The sale of FW Weekly is expected to close by September. The price and terms of the sale were not disclosed. However, Camuto did say that reports of the paper’s yearly revenues at $1.2 million were more or less accurate. Based on that figure and the paper’s circulation of 40,000, Larry Grimes, president of the W.B. Grimes and Company, Maryland-based media and acquisitions firm, estimated the sale price between $1.2 and $1.5 million. Camuto would not name the price of the sale but did indicate it was closer to $1.5 million.

Camuto said that while he entertained other feelers, New Times was “the only serious prospect.” Staffers said that they had heard that other interested parties included Village Voice Media, New Times’ only competitor for the mantle of the nation’s largest alternative-newspaper chain, and a local investor group.

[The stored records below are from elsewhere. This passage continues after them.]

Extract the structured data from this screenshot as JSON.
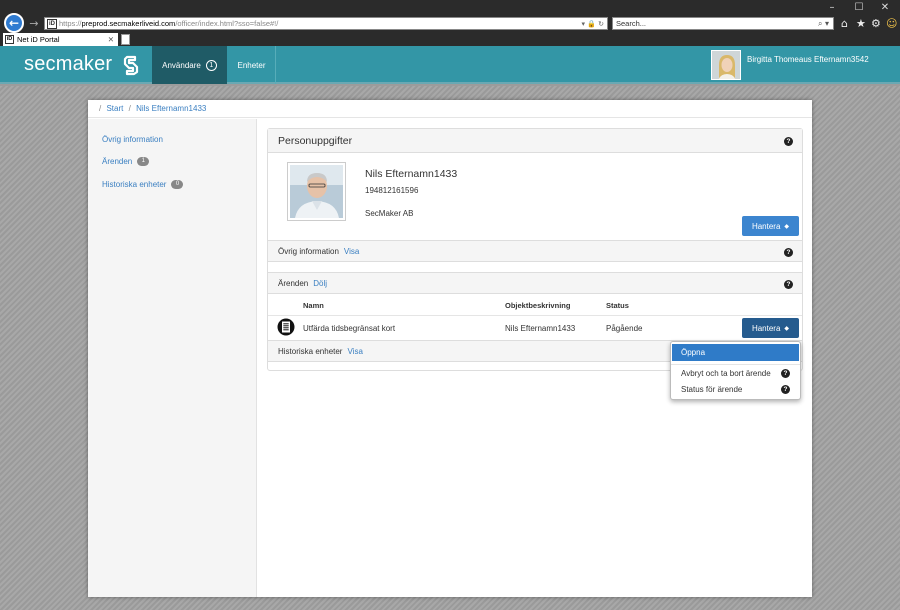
{
  "browser": {
    "url_prefix": "https://",
    "url_domain": "preprod.secmakerliveid.com",
    "url_rest": "/officer/index.html?sso=false#!/",
    "search_placeholder": "Search...",
    "tab_title": "Net iD Portal",
    "tab_favicon": "iD"
  },
  "header": {
    "brand": "secmaker",
    "nav": [
      {
        "label": "Användare",
        "count": "1"
      },
      {
        "label": "Enheter"
      }
    ],
    "user_name": "Birgitta Thomeaus Efternamn3542"
  },
  "breadcrumb": {
    "sep": "/",
    "items": [
      "Start",
      "Nils Efternamn1433"
    ]
  },
  "sidebar": {
    "items": [
      {
        "label": "Övrig information"
      },
      {
        "label": "Ärenden",
        "badge": "1"
      },
      {
        "label": "Historiska enheter",
        "badge": "0"
      }
    ]
  },
  "panel": {
    "title": "Personuppgifter",
    "person": {
      "name": "Nils Efternamn1433",
      "id_number": "194812161596",
      "organization": "SecMaker AB"
    },
    "manage_label": "Hantera",
    "sections": {
      "other_info": {
        "title": "Övrig information",
        "link": "Visa"
      },
      "cases": {
        "title": "Ärenden",
        "link": "Dölj"
      },
      "history": {
        "title": "Historiska enheter",
        "link": "Visa"
      }
    },
    "cases_table": {
      "columns": [
        "Namn",
        "Objektbeskrivning",
        "Status"
      ],
      "rows": [
        {
          "name": "Utfärda tidsbegränsat kort",
          "object": "Nils Efternamn1433",
          "status": "Pågående",
          "action": "Hantera"
        }
      ]
    }
  },
  "dropdown": {
    "items": [
      "Öppna",
      "Avbryt och ta bort ärende",
      "Status för ärende"
    ]
  },
  "colors": {
    "header_bg": "#3396a6",
    "nav_active_bg": "#1f5b66",
    "primary_button": "#3c85cf",
    "primary_button_dark": "#255b8e",
    "link": "#3a7fc1"
  }
}
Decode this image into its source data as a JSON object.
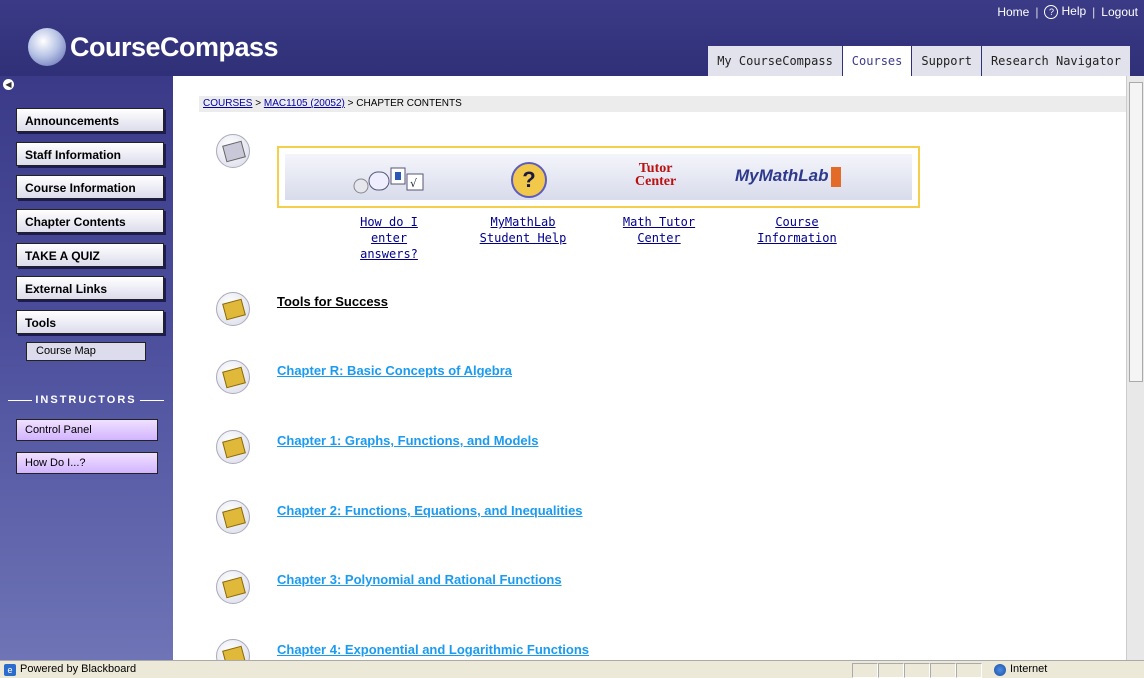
{
  "header": {
    "logo_text": "CourseCompass",
    "util_links": {
      "home": "Home",
      "help": "Help",
      "help_icon": "?",
      "logout": "Logout"
    },
    "tabs": [
      {
        "label": "My CourseCompass",
        "active": false
      },
      {
        "label": "Courses",
        "active": true
      },
      {
        "label": "Support",
        "active": false
      },
      {
        "label": "Research Navigator",
        "active": false
      }
    ]
  },
  "sidebar": {
    "collapse_icon": "◀",
    "items": [
      {
        "label": "Announcements"
      },
      {
        "label": "Staff Information"
      },
      {
        "label": "Course Information"
      },
      {
        "label": "Chapter Contents"
      },
      {
        "label": "TAKE A QUIZ"
      },
      {
        "label": "External Links"
      },
      {
        "label": "Tools"
      }
    ],
    "sub_item": "Course Map",
    "instructors_heading": "INSTRUCTORS",
    "instructor_items": [
      "Control Panel",
      "How Do I...?"
    ]
  },
  "breadcrumb": {
    "courses": "COURSES",
    "sep1": " > ",
    "course": "MAC1105 (20052)",
    "sep2": " > ",
    "current": "CHAPTER CONTENTS"
  },
  "banner": {
    "tutor_line1": "Tutor",
    "tutor_line2": "Center",
    "mml_logo": "MyMathLab",
    "help_glyph": "?",
    "links": [
      {
        "line1": "How do I enter",
        "line2": "answers?"
      },
      {
        "line1": "MyMathLab",
        "line2": "Student Help"
      },
      {
        "line1": "Math Tutor",
        "line2": "Center"
      },
      {
        "line1": "Course",
        "line2": "Information"
      }
    ]
  },
  "chapters": [
    "Tools for Success",
    "Chapter R: Basic Concepts of Algebra",
    "Chapter 1: Graphs, Functions, and Models",
    "Chapter 2: Functions, Equations, and Inequalities",
    "Chapter 3: Polynomial and Rational Functions",
    "Chapter 4: Exponential and Logarithmic Functions"
  ],
  "status": {
    "left_text": "Powered by Blackboard",
    "zone": "Internet"
  }
}
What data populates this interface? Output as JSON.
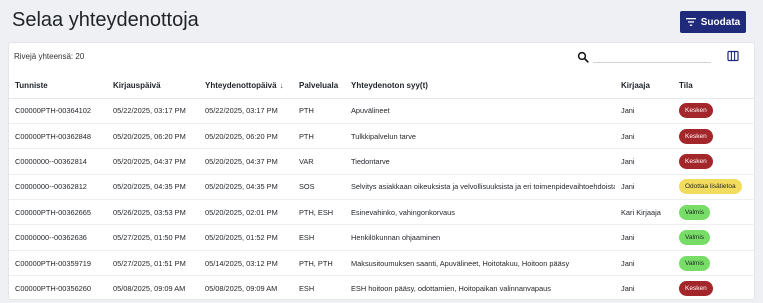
{
  "header": {
    "title": "Selaa yhteydenottoja",
    "filter_label": "Suodata"
  },
  "toolbar": {
    "row_count": "Rivejä yhteensä: 20",
    "search_placeholder": ""
  },
  "table": {
    "columns": [
      "Tunniste",
      "Kirjauspäivä",
      "Yhteydenottopäivä",
      "Palveluala",
      "Yhteydenoton syy(t)",
      "Kirjaaja",
      "Tila"
    ],
    "sort_indicator": "↓",
    "rows": [
      {
        "id": "C00000PTH-00364102",
        "logged": "05/22/2025, 03:17 PM",
        "contact": "05/22/2025, 03:17 PM",
        "area": "PTH",
        "reason": "Apuvälineet",
        "author": "Jani",
        "status": "Kesken",
        "status_color": "#a3262a",
        "status_text_color": "#ffffff"
      },
      {
        "id": "C00000PTH-00362848",
        "logged": "05/20/2025, 06:20 PM",
        "contact": "05/20/2025, 06:20 PM",
        "area": "PTH",
        "reason": "Tulkkipalvelun tarve",
        "author": "Jani",
        "status": "Kesken",
        "status_color": "#a3262a",
        "status_text_color": "#ffffff"
      },
      {
        "id": "C0000000--00362814",
        "logged": "05/20/2025, 04:37 PM",
        "contact": "05/20/2025, 04:37 PM",
        "area": "VAR",
        "reason": "Tiedontarve",
        "author": "Jani",
        "status": "Kesken",
        "status_color": "#a3262a",
        "status_text_color": "#ffffff"
      },
      {
        "id": "C0000000--00362812",
        "logged": "05/20/2025, 04:35 PM",
        "contact": "05/20/2025, 04:35 PM",
        "area": "SOS",
        "reason": "Selvitys asiakkaan oikeuksista ja velvollisuuksista ja eri toimenpidevaihtoehdoista",
        "author": "Jani",
        "status": "Odottaa lisätietoa",
        "status_color": "#f2dc5d",
        "status_text_color": "#1f2328"
      },
      {
        "id": "C00000PTH-00362665",
        "logged": "05/26/2025, 03:53 PM",
        "contact": "05/20/2025, 02:01 PM",
        "area": "PTH, ESH",
        "reason": "Esinevahinko, vahingonkorvaus",
        "author": "Kari Kirjaaja",
        "status": "Valmis",
        "status_color": "#77dd66",
        "status_text_color": "#1f2328"
      },
      {
        "id": "C0000000--00362636",
        "logged": "05/27/2025, 01:50 PM",
        "contact": "05/20/2025, 01:52 PM",
        "area": "ESH",
        "reason": "Henkilökunnan ohjaaminen",
        "author": "Jani",
        "status": "Valmis",
        "status_color": "#77dd66",
        "status_text_color": "#1f2328"
      },
      {
        "id": "C00000PTH-00359719",
        "logged": "05/27/2025, 01:51 PM",
        "contact": "05/14/2025, 03:12 PM",
        "area": "PTH, PTH",
        "reason": "Maksusitoumuksen saanti, Apuvälineet, Hoitotakuu, Hoitoon pääsy",
        "author": "Jani",
        "status": "Valmis",
        "status_color": "#77dd66",
        "status_text_color": "#1f2328"
      },
      {
        "id": "C00000PTH-00356260",
        "logged": "05/08/2025, 09:09 AM",
        "contact": "05/08/2025, 09:09 AM",
        "area": "ESH",
        "reason": "ESH hoitoon pääsy, odottamien, Hoitopaikan valinnanvapaus",
        "author": "Jani",
        "status": "Kesken",
        "status_color": "#a3262a",
        "status_text_color": "#ffffff"
      }
    ]
  },
  "colors": {
    "background": "#eef0f3",
    "primary_button": "#1f2a7a",
    "status_in_progress": "#a3262a",
    "status_waiting": "#f2dc5d",
    "status_done": "#77dd66"
  },
  "icons": {
    "filter": "filter-icon",
    "search": "search-icon",
    "columns": "columns-icon",
    "sort": "arrow-down-icon"
  }
}
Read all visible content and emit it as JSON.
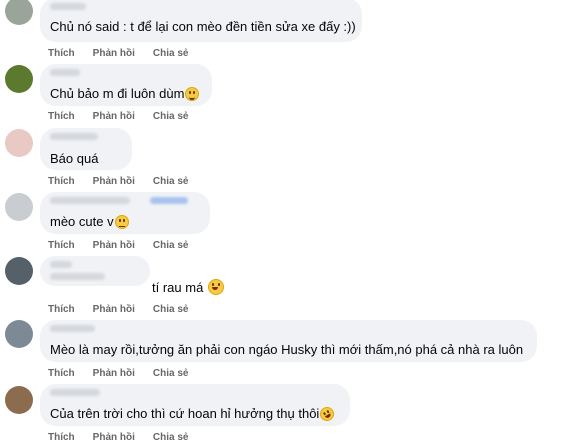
{
  "actions": {
    "like": "Thích",
    "reply": "Phản hồi",
    "share": "Chia sẻ"
  },
  "comments": [
    {
      "text": "Chủ nó said : t để lại con mèo đền tiền sửa xe đấy :))",
      "emoji": ""
    },
    {
      "text": "Chủ bảo m đi luôn dùm",
      "emoji": "grinning-sweat-emoji"
    },
    {
      "text": "Báo quá",
      "emoji": ""
    },
    {
      "text": "mèo cute v",
      "emoji": "unamused-emoji"
    },
    {
      "text": "tí rau má",
      "emoji": "laughing-emoji"
    },
    {
      "text": "Mèo là may rồi,tưởng ăn phải con ngáo Husky thì mới thấm,nó phá cả nhà ra luôn",
      "emoji": ""
    },
    {
      "text": "Của trên trời cho thì cứ hoan hỉ hưởng thụ thôi",
      "emoji": "rofl-emoji"
    }
  ]
}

“All of us knew it was coming,” said staff writer P.A. Humphrey. “We were kind of relieved when we found out that the buyer was a company that has a history of promoting alternative journalism.”

New Times Executive Editor Michael Lacey, who said that the strength of FW Weekly’s editorial content is what precipitated the deal, insists that there are no plans in the works to merge the operations of the paper with the Dallas Observer, which is also owned by the alternative-journalism chain. With the Trinity River flowing between them, Dallas and Fort Worth are only a 45-minute drive apart, but are worlds apart culturally, financially and politically. Said Camuto, “They are two different cities, they are going to have two different newspapers.”

But Grimes suggested that even if the two papers don’t share editorial resources, some blending of operations is likely in order. “Because of the proximity of the two cities, my guess is that a good portion of the bookkeeping, management and production may come out of one office. And some advertising might be shared as well,” he said. (New Times Chairman and CEO Jim Larkin was on vacation and could not be reached for comment.)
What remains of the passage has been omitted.